SCI-Arc Undergraduate Program Chair Tom Wiscombe and Undergraduate Thesis Coordinator Marcelyn Gow participated in the symposium Architecture and Change, Conversations at the 15th Venice Architecture Biennale. The symposium, a United States Pavilion event in cooperation with the Nordic Pavilion, took place October 1 in the Nordic Pavilion at the Biennale in Venice, Italy. The event explored the question of how architecture can foster social and political change, examining whether architecture can become a catalyst for real change in today’s cities. Co-curators of The Architectural Imagination Cynthia Davidson and Mónica Ponce de León hosted and moderated Architecture and Change.

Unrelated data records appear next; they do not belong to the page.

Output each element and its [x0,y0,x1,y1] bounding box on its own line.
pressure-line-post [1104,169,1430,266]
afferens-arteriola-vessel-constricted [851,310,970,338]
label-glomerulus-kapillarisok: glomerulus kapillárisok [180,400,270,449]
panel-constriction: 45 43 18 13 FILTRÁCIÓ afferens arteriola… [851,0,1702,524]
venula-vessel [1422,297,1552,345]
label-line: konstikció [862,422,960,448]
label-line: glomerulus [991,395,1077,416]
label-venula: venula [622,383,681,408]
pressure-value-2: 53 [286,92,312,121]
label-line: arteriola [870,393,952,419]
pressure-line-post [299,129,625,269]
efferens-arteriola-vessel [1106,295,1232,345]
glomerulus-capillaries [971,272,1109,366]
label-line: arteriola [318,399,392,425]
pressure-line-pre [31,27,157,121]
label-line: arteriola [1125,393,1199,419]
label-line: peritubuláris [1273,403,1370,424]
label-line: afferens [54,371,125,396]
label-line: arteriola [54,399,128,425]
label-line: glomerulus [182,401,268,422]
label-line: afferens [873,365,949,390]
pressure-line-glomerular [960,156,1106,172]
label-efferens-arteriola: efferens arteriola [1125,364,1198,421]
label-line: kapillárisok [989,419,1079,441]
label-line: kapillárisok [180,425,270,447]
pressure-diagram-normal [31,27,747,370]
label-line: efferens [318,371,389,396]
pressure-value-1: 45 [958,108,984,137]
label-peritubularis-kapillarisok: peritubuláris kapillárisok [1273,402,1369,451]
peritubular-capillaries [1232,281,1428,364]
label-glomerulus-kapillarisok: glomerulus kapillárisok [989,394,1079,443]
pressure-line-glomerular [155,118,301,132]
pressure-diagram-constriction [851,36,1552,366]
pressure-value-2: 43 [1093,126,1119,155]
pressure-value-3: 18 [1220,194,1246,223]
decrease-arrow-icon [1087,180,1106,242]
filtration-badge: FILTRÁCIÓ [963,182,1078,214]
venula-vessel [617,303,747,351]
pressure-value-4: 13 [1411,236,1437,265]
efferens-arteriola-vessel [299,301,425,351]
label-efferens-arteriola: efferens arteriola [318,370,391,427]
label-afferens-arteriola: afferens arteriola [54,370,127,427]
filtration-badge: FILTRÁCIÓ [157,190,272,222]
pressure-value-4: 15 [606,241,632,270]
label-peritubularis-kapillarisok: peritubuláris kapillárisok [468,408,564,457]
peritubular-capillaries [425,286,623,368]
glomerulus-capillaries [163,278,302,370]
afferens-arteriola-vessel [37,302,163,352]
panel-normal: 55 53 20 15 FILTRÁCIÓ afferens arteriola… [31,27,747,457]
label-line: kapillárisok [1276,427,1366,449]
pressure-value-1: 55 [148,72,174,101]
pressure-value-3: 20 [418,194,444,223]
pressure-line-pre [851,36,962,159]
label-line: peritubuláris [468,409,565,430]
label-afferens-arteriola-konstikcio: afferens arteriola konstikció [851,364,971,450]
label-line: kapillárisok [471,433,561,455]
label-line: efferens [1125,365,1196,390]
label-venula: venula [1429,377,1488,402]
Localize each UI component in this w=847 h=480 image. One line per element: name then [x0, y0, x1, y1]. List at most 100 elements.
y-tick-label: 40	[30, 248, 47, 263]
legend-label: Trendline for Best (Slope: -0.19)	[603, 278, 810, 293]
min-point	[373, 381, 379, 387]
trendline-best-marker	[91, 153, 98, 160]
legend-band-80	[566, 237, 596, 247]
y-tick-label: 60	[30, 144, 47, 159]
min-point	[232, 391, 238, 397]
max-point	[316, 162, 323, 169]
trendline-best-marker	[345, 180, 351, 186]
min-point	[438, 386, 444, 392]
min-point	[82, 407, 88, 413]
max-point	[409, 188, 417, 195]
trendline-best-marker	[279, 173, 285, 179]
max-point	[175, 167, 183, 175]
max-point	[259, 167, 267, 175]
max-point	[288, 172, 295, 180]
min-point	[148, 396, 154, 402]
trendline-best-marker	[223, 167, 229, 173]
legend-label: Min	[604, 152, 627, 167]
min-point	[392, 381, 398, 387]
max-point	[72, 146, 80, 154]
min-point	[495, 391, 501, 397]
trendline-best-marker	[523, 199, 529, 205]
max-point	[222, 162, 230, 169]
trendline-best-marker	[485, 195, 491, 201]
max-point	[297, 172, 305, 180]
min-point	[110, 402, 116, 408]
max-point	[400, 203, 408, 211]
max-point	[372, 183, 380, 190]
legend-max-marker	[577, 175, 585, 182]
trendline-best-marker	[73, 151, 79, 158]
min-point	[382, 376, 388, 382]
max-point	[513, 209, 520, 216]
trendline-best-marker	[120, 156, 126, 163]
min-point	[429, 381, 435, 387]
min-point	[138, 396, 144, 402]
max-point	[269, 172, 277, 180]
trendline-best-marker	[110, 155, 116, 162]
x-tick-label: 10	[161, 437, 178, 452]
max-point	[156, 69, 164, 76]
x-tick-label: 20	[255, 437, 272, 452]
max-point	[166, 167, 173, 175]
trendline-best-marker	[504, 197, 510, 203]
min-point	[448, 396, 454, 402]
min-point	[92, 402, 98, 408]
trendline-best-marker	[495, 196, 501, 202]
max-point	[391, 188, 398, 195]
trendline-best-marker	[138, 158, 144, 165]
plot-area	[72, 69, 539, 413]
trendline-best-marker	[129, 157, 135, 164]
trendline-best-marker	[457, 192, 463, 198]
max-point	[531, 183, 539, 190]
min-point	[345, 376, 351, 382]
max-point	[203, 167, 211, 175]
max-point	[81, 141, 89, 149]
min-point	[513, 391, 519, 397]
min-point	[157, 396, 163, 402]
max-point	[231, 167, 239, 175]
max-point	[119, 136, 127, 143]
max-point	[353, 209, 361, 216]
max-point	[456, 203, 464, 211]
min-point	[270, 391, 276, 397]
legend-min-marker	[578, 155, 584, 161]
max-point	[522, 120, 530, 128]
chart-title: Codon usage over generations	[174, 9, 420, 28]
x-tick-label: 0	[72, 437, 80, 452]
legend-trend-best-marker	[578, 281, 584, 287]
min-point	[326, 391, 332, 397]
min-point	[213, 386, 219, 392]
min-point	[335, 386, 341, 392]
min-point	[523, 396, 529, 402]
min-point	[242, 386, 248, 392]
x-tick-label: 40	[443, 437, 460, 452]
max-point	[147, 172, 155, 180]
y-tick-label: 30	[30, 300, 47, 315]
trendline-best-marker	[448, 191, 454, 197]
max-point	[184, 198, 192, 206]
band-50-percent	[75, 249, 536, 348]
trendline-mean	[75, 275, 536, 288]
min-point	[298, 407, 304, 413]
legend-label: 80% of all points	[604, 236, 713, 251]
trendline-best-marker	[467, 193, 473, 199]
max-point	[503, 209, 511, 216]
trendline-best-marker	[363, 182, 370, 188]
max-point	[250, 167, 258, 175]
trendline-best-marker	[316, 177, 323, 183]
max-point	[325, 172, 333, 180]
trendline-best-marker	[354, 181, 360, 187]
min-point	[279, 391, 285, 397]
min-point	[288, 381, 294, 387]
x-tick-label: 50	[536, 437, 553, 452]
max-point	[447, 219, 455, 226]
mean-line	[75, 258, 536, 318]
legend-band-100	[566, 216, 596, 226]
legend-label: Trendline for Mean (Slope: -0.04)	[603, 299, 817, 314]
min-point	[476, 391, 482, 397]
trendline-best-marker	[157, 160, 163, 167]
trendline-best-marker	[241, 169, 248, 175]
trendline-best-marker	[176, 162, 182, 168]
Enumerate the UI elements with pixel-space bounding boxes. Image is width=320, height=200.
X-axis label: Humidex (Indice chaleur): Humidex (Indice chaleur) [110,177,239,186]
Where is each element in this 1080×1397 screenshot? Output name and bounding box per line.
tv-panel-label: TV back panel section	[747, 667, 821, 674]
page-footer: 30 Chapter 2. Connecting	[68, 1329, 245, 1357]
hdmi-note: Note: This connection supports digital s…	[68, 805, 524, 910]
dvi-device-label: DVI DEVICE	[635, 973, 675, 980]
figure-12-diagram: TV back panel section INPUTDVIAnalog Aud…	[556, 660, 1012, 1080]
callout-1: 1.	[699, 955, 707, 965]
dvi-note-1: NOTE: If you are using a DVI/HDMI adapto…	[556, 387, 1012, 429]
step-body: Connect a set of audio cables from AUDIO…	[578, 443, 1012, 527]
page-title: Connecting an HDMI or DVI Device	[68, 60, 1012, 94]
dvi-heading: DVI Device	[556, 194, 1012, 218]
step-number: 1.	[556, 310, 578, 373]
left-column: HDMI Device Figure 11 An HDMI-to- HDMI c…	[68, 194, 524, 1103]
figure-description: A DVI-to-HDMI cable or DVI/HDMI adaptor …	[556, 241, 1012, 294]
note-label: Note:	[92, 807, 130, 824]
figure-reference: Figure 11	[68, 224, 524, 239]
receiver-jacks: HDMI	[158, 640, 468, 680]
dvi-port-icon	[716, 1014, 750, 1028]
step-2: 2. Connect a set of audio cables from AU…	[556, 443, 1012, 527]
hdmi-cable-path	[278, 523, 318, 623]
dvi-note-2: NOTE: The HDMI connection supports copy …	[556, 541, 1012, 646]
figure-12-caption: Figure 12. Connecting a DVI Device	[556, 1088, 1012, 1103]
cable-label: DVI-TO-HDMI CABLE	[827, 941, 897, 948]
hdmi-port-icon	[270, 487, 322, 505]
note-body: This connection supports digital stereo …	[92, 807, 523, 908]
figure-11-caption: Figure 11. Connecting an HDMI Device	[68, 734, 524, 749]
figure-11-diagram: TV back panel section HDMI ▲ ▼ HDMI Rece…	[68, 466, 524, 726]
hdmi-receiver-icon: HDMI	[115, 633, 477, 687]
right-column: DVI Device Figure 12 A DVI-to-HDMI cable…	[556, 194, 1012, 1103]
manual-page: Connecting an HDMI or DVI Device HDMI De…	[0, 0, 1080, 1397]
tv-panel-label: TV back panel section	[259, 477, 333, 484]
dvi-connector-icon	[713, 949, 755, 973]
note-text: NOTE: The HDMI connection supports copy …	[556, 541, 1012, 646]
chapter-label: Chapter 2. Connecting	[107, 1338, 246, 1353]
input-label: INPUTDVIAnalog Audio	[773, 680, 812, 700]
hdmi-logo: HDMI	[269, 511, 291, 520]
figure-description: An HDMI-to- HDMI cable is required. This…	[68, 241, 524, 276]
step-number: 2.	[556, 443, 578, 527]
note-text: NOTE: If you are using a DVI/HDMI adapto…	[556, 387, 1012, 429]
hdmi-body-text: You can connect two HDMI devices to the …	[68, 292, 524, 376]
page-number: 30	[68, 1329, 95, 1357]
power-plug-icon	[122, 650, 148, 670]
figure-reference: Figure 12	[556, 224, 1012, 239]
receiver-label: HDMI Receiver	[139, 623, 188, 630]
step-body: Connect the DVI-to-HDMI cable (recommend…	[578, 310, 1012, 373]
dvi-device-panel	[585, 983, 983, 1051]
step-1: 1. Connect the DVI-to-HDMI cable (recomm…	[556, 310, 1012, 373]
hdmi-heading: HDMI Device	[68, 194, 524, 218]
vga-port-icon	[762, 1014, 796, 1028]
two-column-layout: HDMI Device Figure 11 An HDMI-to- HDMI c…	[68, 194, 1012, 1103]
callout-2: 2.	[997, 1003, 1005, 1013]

Three panels of architects, historians, and critics discussed architecture’s potential to provoke and/or react to change. The first panel, moderated by Ponce de León, included Beatriz Colomina, Milton S.F. Curry, Robert Fishman, and Jesse Reiser, who discussed architecture as a catalyst for social and economic change in Detroit and other declining postindustrial cities. The second panel, featuring Farshid Moussavi, Antoine Picon, and SCI-Arc’s Gow and Wiscombe, explored social, political, economic, and technological influences on architecture. At the conclusion of the event, the panelists were joined by Davidson, Ponce de León, Gillian Crampton Smith, and ArchDaily European Editor James Taylor-Foster, to engage the audience in a conversation about the various aspects of architecture and change that were raised on the panels.

The theme of the symposium expands on The Architectural Imagination, the exhibition in the US Pavilion presenting 12 architectural ideas for Detroit. Featured architects in the exhibition are SCI-Arc faculty Jackilin Hah Bloom, Andrew Zago, Kristy Balliet, and Graduate Thesis Coordinator Florencia Pita. The exhibition is on view through November 27.